Still haven't read Underwater?

Check out an excerpt here...and see if it wets your whistle...



“You insult yourself all the time.” He slid his hands up my forearms to my elbows and positioned himself on his knees before me. “Don’t you understand how extraordinary you are?”
“You’re the one who can turn into a fish.” My voice was scratchy, and I could hardly hear it over the sound of my own heartbeat. “That’s pretty extraordinary, if you ask me.”
“Only half fish,” he corrected me with a smirk. “But look at you. On top of being one of the most uniquely beautiful humans I’ve ever laid eyes on, you’re smart. And ingenious. And considerate.” I tried to look away. The moment was getting a little too intense for me.
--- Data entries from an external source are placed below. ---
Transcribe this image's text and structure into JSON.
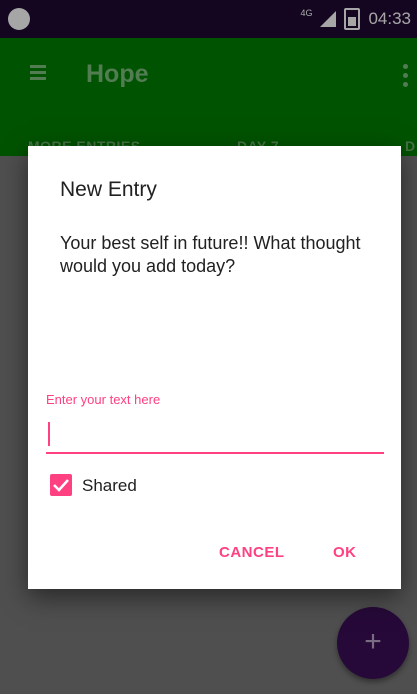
{
  "status_bar": {
    "network": "4G",
    "time": "04:33"
  },
  "app_bar": {
    "title": "Hope"
  },
  "tabs": [
    {
      "label": "MORE ENTRIES"
    },
    {
      "label": "DAY 7"
    },
    {
      "label": "D"
    }
  ],
  "dialog": {
    "title": "New Entry",
    "message": "Your best self in future!! What thought would you add today?",
    "input_label": "Enter your text here",
    "input_value": "",
    "checkbox_label": "Shared",
    "checkbox_checked": true,
    "cancel_label": "CANCEL",
    "ok_label": "OK"
  },
  "fab": {
    "label": "+"
  },
  "colors": {
    "status_bar": "#1f0a33",
    "app_bar": "#008000",
    "accent": "#ff4081",
    "fab": "#3b0f57"
  }
}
But he followed me, moving his face so I was forced to hold his eye contact. “You survived an accident that crushed part of your spine. And now you push yourself around despite the fact that part of your body no longer works. You’re amazing.”
He closed his mouth, but his voice sounded inside of my mind.
It was the strangest of feelings, having his words reverberate inside my skull as though we stood inside of a deep cave. It reminded me of when my family went to ride bikes on the Hiawatha Trail in Montana the summer before my accident. We’d ridden through a pitch-black tunnel two miles long. The only way of knowing where my parents were was by the way their voice echoed behind me. That’s what his telepathy sounded like.
We don’t survive accidents like yours. We can recover rapidly from injuries if we’re under the water, but if we’re immobile on land, we start to shift and eventually die.
I shook my head. “I don’t understand. What do you mean?”
We take on human form, but if we can’t get to the water fast enough, we suffocate. That’s why you’re so incredible. You were irrevocably injured, and yet you still get up every day, move around, and attend school. It’s inspiring.
“Why did you come to the surface?” I held my breath as I felt him tracing lines up and down the outsides of my upper arm with his thumbs. “Why did you come to my school that day?”
His Adam’s apple bobbed as he gulped. There are certain expectations I am required to meet.

I frowned at him. “What sort of expectations?”